Denizen stood there awkwardly until she turned back to him again, wiping her eyes.
“You are so…,” she began, “so like him.”
The smile faded from her face, and Denizen was suddenly struck by how old and tired she looked, the premature grayness of her hair, the wrinkles crowding the corners of her eyes. Her voice was hollow.
“How can you be so like him?”
“Who?” Denizen said. “My father?” Suddenly all other thoughts were driven from his head. Vivian had never mentioned him before.
“What do you remember about your parents, Denizen?”
His tongue felt heavy in his mouth. Now that she was asking him, he was suddenly nervous. What if he said the wrong thing? What if she was disgusted by how little he did remember?

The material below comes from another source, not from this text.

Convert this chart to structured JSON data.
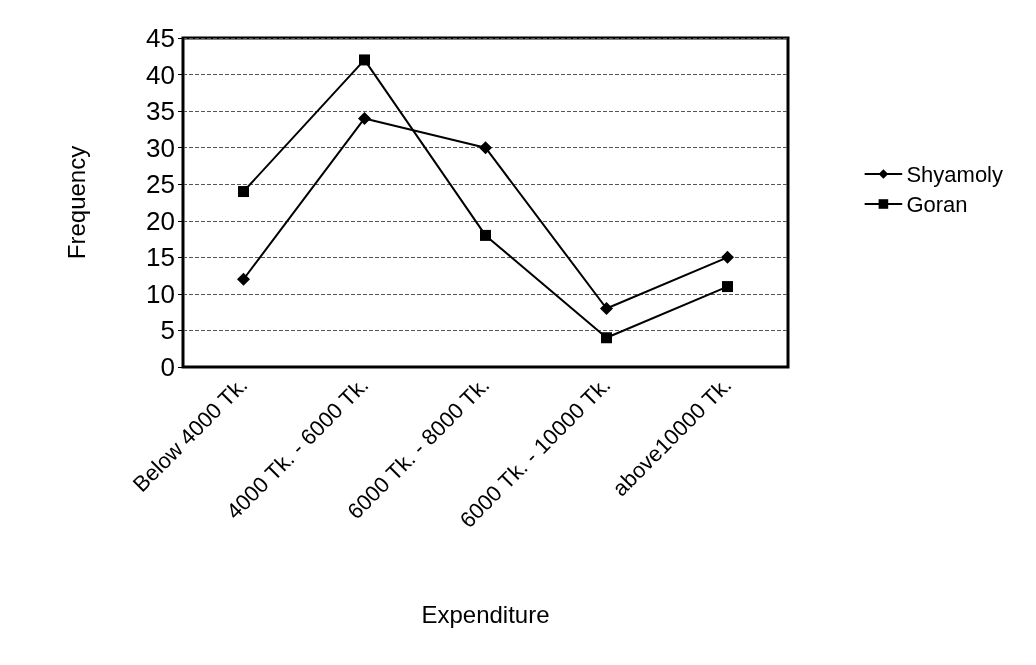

“I don’t remember anything about my dad,” he said finally. “And my mother? I dream about her sometimes. She was small. Gentle. She smelled like strawberries, and she used to…she used to sing to me.”
A tear ran down Vivian’s cheek. The sight of it froze the blood in Denizen’s veins.
“That was Director Susan Carsing,” she said. “She used to run Crosscaper before…” Vivian took a deep breath. “I left you with her. Eleven years ago, just before I hunted down the Clockwork Three for killing your father.”